“Only to be killed? I do not like the sound of that conundrum, my lord. So I will ask you this: Does the she-wolf not hunt the same as her mate?” She spoke the words while staring straight at me, then crossed the room to the hearth where I stood out of the way. Setting her bag on a table, she pretended to look through it while speaking in a whisper. “What creature are you, that carries a spirit blade and waits in the shadows?”
“You’re a fire mage,” I breathed. “Only trolls and fire mages can see my sword when I’m hidden.”
“Sharp Diana! It is you, little cat!”
“Why do you call me that?”
“It is what Daniel called you after I had washed you and placed you yowling in his arms. Know this, Catherine. He loved you the moment he saw you. We all did.”
“What happened? Who are you?” I whispered. “What is your place in all this?”
She smiled affectionately, allowing me to glimpse pieces of a story Camjiata had never known and I had never suspected. “I loved your mother, and she loved me. But under the law you could only be claimed and protected by male guardianship, and we had to get Tara out of the prison quickly, for she was to be executed at dawn. Fortunately she loved Daniel also, and I trusted him. The general has promised me the new code will change the law so that women may stand equally in guardianship to men.”

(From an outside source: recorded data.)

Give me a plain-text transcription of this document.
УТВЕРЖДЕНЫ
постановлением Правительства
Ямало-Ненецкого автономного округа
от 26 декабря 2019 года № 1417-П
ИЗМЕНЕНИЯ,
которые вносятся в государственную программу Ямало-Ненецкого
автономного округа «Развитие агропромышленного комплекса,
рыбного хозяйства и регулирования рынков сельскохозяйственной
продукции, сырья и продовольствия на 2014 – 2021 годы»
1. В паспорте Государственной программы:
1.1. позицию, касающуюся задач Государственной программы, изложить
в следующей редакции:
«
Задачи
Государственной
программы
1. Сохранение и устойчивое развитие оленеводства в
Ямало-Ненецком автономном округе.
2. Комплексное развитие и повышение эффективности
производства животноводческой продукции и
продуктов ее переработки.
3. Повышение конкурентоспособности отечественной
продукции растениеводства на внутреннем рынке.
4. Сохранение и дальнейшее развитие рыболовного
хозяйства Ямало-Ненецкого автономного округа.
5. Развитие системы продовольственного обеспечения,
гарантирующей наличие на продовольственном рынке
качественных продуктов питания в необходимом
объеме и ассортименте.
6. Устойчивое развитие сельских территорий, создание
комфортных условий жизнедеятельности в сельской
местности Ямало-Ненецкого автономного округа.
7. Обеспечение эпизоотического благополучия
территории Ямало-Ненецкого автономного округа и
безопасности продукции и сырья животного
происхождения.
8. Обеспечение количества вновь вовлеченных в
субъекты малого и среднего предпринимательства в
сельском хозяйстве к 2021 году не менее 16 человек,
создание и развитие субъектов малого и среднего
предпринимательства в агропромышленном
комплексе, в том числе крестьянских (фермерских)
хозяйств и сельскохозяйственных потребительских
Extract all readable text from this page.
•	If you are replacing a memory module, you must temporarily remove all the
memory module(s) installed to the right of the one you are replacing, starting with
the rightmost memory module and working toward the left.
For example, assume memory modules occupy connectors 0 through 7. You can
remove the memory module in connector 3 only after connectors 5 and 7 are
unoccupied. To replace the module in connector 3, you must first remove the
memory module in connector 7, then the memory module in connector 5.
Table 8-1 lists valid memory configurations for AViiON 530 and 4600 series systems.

For the space of several breaths I had no words. But at length I murmured what abruptly seemed clear. “After Camjiata’s defeat and capture, they were coming to find you, weren’t they? When they died.”
Truth is written in the face. Hers had measured suffering, others and her own, and she had kept walking to do the work she felt called to do even though she, too, had lost the ones she loved.
“Yet why are you here, child?” she asked gently. “I sense you are come in some desperation. You may always apply to me for aid, little cat.”
My heart beat so hard. “Some day, Doctor, I pray we will have time to speak at length. But right now I’m looking for my husband.”
She nodded. “The cold mage whom James Drake hates so very much.”
“Doctor! Why do you mumble? What am I seeing there, a sword and a shadow…” In his grievously wounded state, Lord Marius had slipped partway into the threads that bind the worlds. “Camulos’s Balls! It is Cat Barahal! Have you crept in to kill me? Is this what became of Amadou?”
Doctor Asante’s two assistants were busy preparing the table for the surgery. I unwrapped the shadows and crossed to kneel beside the couch. “I told you the truth about Amadou Barry.”
“He was ever a fool about that girl,” he murmured, eyes rolling back at a stab of pain.
The doctor said, “We need to operate.”
Desperate, I grasped Lord Marius’s uninjured hand. “Please. I’m looking for my husband. I heard he was last seen going to aid some cold mages seconded to your battalion.”
“Ah!” Was that a wince of physical agony, or had he seen a sight he dreaded to tell me of?
My heart pinched until I could not breathe and thought I might faint. “Tell me!”
“He never once drew his sword although I know cold steel in the hand of a cold mage need only draw blood to cut life from the body. His one concern was to kill fire, to save as many lives as he could. I think he must have spared twenty cold mages who would otherwise have been burned like torches by the enemy’s fire mages. He could have escaped into Lutetia, but he came after us because there were three young cold mages seconded to my troop, and he knew they would be killed or enslaved.” He winced. “He bore the brunt of magical attacks whose impact I could neither see nor understand. As we were surrounded and made our last stand, the truth is that he collapsed.”
A tear seared my cheek. “Dead?”
“He was never hit by any physical weapon. More like he collapsed from exhaustion.”
“Blessed Tanit!” I murmured. “Too much cold magic for too long with no rest.”
“Then I was wounded,” mumbled Lord Marius in a fevered recollection. “The red-haired fire mage took him. Threw his limp body over a horse and rode off with his company.”
My heart stopped.
“Where?” I cried.
“I did not see…” He passed out.
“If I do not amputate the arm, he will die.” Doctor Asante took my arm, then kissed me on the forehead, as a mother might. Finally she released me and turned to her patient.
In a daze I walked to the door. In the passageway I leaned against the wall. My legs had stopped working. Out of the sitting room issued the grinding scrape of a saw punctuated by the grunts and gasps of a man trying not to scream. Driven on as if lashed by a whip, I staggered back to the north courtyard and there sagged against the well in utter despair and confusion. Despite everything, I was so exhausted that I fell asleep.
Bee tugged me awake. “You can’t believe who I found.”